"You are an expert annotator": Automatic Best-Worst-Scaling Annotations for Emotion Intensity Modeling
Christopher Bagdon, Prathamesh Karmalker, Harsha Gurulingappa, Roman Klinger
TL;DR
The paper tackles the challenge of obtaining reliable continuous emotion-intensity labels for regression tasks by comparing four annotation paradigms—rating scales (RS), rating scales with tuples (RS-T), paired comparisons (PC), and best--worst scaling (BWS)—using large language models. It demonstrates that BWS yields the most reliable automated annotations, with direct and indirect evaluations showing annotation quality approaching that of human data when training a transformer regressor. Increasing the number of annotation tuples further improves performance, and cross-model comparisons reveal GPT-3.5-turbo as the strongest current option among tested models. The findings support using BWS-based automated annotations to scale emotion-intensity regression to new datasets, while highlighting practical considerations like cost, distribution effects, and the need for broader validation on additional tasks and open models.
Abstract
Labeling corpora constitutes a bottleneck to create models for new tasks or domains.

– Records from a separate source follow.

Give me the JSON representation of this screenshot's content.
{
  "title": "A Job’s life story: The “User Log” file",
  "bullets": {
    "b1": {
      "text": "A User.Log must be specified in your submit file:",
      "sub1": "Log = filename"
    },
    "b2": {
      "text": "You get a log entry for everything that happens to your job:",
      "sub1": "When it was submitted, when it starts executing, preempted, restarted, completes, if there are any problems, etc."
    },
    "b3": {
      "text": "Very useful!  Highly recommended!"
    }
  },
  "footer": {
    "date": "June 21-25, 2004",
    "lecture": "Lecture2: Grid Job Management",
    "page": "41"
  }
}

Large language models mitigate the issue with automatic corpus labeling methods, particularly for categorical annotations. Some NLP tasks such as emotion intensity prediction, however, require text regression, but there is no work on automating annotations for continuous label assignments. Regression is considered more challenging than classification: The fact that humans perform worse when tasked to choose values from a rating scale lead to comparative annotation methods, including best-worst scaling. This raises the question if large language model-based annotation methods show similar patterns, namely that they perform worse on rating scale annotation tasks than on comparative annotation tasks. To study this, we automate emotion intensity predictions and compare direct rating scale predictions, pairwise comparisons and best-worst scaling. We find that the latter shows the highest reliability. A transformer regressor fine-tuned on these data performs nearly on par with a model trained on the original manual annotations.